Top: Murine ESC (mESC; red) are derived from pre-implantation morula- or blastocyst-staged murine embryos, and capture a naïve epiblast-like pluripotent state. mESCs can differentiate into all three germ-layers via in vitro directed differentiation, in vivo teratomas, and in vivo morula/blastocyst chimera assays. The murine pluripotent state can also be obtained through epigenetic reprogramming of somatic cells with ectopic expression of Yamanaka factors. Murine extended potential stem cells (mEPSCs; green) possess both embryonic and extra-embryonic differentiation potency and can be derived via chemical reprogramming of cleavage-stage murine blastomere cells of mESCs.
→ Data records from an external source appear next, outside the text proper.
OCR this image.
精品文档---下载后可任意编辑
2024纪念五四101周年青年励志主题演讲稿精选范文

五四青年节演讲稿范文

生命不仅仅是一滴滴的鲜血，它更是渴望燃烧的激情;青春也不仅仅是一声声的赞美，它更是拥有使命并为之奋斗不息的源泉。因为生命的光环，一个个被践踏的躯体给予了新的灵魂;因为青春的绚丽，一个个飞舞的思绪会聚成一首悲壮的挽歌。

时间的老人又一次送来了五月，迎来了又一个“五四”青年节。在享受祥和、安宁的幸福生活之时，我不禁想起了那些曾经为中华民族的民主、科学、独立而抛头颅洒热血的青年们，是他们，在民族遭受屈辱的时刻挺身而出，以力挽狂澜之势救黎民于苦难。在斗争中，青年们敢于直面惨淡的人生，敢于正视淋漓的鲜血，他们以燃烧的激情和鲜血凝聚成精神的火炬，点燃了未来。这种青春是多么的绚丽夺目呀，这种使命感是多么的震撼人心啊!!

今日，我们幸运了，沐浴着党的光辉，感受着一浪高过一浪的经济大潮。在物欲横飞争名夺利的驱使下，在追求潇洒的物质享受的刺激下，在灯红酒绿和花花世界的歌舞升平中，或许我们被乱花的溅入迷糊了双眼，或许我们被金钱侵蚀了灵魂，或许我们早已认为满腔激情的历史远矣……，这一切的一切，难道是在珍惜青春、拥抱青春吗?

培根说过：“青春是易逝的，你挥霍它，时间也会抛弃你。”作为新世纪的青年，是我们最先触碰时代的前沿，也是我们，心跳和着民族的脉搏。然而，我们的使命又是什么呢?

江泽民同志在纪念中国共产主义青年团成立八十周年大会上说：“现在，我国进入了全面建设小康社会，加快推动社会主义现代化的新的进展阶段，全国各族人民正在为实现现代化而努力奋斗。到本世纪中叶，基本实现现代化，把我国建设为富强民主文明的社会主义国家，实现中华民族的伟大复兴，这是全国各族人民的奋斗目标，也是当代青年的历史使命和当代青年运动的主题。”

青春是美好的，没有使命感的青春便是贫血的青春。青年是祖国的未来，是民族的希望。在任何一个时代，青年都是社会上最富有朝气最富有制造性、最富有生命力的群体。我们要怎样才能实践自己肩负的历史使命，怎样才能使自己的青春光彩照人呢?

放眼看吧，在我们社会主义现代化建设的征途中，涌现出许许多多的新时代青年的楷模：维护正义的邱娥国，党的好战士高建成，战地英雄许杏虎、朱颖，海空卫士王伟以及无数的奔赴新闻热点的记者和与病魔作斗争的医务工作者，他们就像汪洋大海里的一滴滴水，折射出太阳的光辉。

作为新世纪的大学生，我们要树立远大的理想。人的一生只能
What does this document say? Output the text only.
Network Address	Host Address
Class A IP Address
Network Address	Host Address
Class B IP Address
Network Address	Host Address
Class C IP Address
Stem cells resembling the molecular phenotype of 2-cell (2C) cleavage-staged blastomeres (purple) putatively possessing totipotent-like molecular characteristics can be isolated from mESC cell cultures¹²², or through the inductive expression of key totipotent factors (e.g., Dux and NELF-A). Bottom: Although conventional hESC (blue) are similarly derived from the pre-implantation stages of IVF-derived morula or blastocyst-staged human embryos, they are phenotypically similar in culture with post-implantation primed murine epiblast stem cells (mEpiSC; blue). A primed, mEpiSC-like state of pluripotency is also attained through the epigenetic reprogramming of human somatic cells by Yamanaka factors into hiPSC. Multiple methods for reverting conventional hPSC to naïve human pluripotent stem cells (N-hPSC; red) with mESC-like pluripotency have been reported employing various small molecule inhibitor cocktails or via transgene expression of key factors¹⁰. Self-renewing human totipotent stem cells (purple) with phenotypic equivalence to four to eight-cell or cleavage stage human blastomeres have not yet been described.